Leading the Raiders who are heading to FAMU is Ferante Cowart, a first-team All-Big Bend selection at receiver. Joining him are teammates Kendrick Kelly (receiver), and Javon Peterson (defensive back). Jordan Nance and Shedrick Bryant plan to enroll at FAMU on academic scholarships.
Kelly is the only Rickards player signed as a preferred walk-on.
“I’m going to go that route and see how far it will get me,” Kelly said.
“Nothing in the world comes easily. It’s going to be a tough route, but the dog in me is going to make me get that scholarship.”
Coach Willie Simmons’ first-year recruiting class also includes players from two other local schools and they could be considered the big two, as they are All-Big Bend first teamers. Simmons said he recruited Godby’s defensive lineman Richard Summers for his speed, as well as FAMU DRS offensive lineman Terrence Cambridge.
The biggest name from the area that was signed by Simmons is Madison’s running back Derrick Staten Jr., last season’s All-Big Bend Offensive Player of the Year. The Rattlers also recruited another All-Big Bend star in Isaiah Lewis from Wakulla.
Several of the players said they decided to stay close to home because of the fresh energy that Simmons, who was hired in December, brings to the FAMU program. Playing in front of their families was a factor, too.

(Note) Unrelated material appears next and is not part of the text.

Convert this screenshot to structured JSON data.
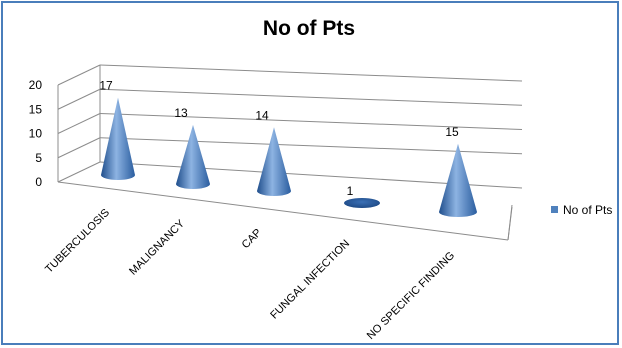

“It’s great when my mom doesn’t have to travel out when we play at home,” said Summers. “It’s a wonderful feeling when my family can watch me play. That makes me play even harder.”
Although he got a late start on recruiting, Simmons said he set out to get the best available talent in the area.
“We always want to start in our own backyard too make sure we are not losing quality players to our competition,” he said. “We understand we are not going to compete against a lot of the larger schools until we upgrade facilities, but we definitely want to be known as a school that’s known for keeping local talent here.”